Chou: The challenge of ensuring that applications and software systems are secure and free of easily exploitable security vulnerabilities is present in single threaded software, and is amplified in multi-threaded applications. The reason is because the new level of complexity in multicore development brings with it the potential for introducing more coding defects, which are then exploited by attackers and turned into security vulnerabilities. An example of this vulnerability is a resource leak that gets triggered only when the application is multi-threaded. If these resource leaks are not identified and resolved during development, they become vulnerabilities that can be exploited by attackers to cause Denial of Service (DoS) attacks.
Developer testing technologies like static and dynamic analysis provide an automated and sophisticated way to analyze multi-threaded code, identify defects that can be exploited and provide developers with accurate information to fix them. Both static and dynamic analysis have their advantages and should be used together. Static analysis does a broad analysis of the entire code base, without needing to execute the code and identifies a wide variety of errors by evaluating all the execution paths the program can take. While dynamic analysis, because it executes at runtime, allows a developer to test specific areas of the software and uncover deep, hard-to-find concurrency defects such as race conditions, deadlocks and resource leaks in multi-threaded applications.
Wong: How do developer testing technologies, such as static or dynamic analysis, help developers working on multicore projects?
Chou: Developers moving to multi-threaded applications need sophisticated and automated testing capabilities to help them identify race conditions and deadlock defects during development, when it's easiest and cheapest to find and fix problems. Because these types of errors are nearly impossible to replicate in dynamic testing environments, developer testing solutions, such as static analysis, is uniquely suited to play an important role in eliminating concurrency defects early in the software development lifecycle. However, due to their underlying complexity, some concurrency defect types have historically escaped detection by conventional static analysis tools.
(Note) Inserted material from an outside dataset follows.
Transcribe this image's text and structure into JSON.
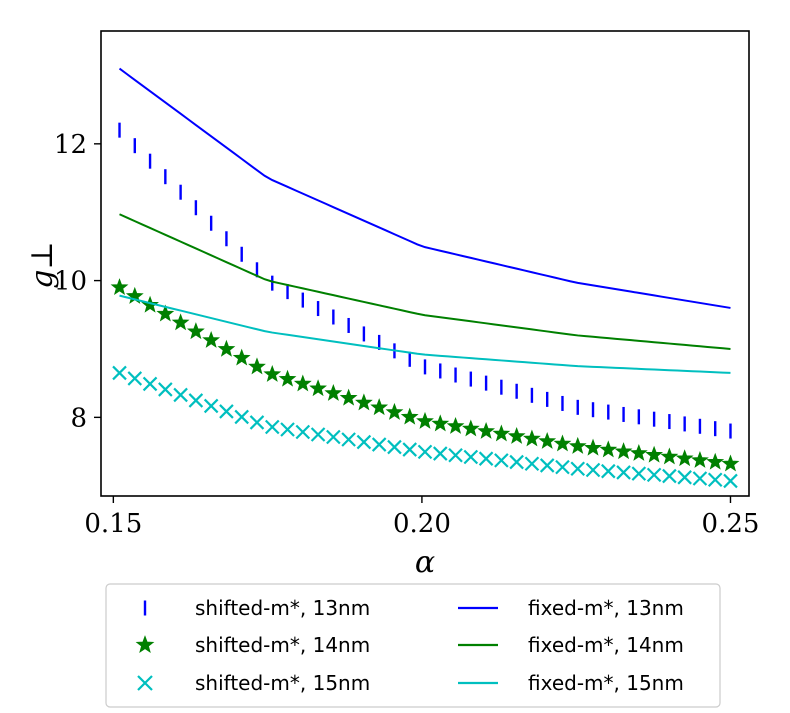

Today, sophisticated new technology is advancing the science of static analysis to help developers meet the challenge of creating multi-threaded applications. By arming developers with static analysis capabilities that detect complex concurrency defects early in the development lifecycle, organizations will accelerate their ability to produce and release multi-threaded applications with greater confidence.
Wong: What other problems does Coverity help developers solve?
Chou: Here at Coverity, we are the market leader in developer testing solutions that help development organizations get visibility into the quality, security, and complexity of their software code-and the teams that develop it. Building upon our leadership in static analysis and customer demand, in April we launched Coverity Integrity Control, a new solution for code governance that enables software development organizations to set policies for code quality, security, and complexity, automatically test code against these policies with our developer testing engine, and get early warning into development risk as the code is tested by flagging policy violations. This innovation was a direct response to customer demand for greater visibility into the quality and security of code being developed across the software supply chain. What do we mean by software supply chain? For a given development project, code is being developed across a variety of sources including geographically distributed development teams, third party suppliers, and open- source projects. The software supply chain is many times a business necessity due to shortened time to market windows and increasing customer demand for new products and features, but can also turn into a liability if the code is not properly tested for defects and not flagged early in the development cycle.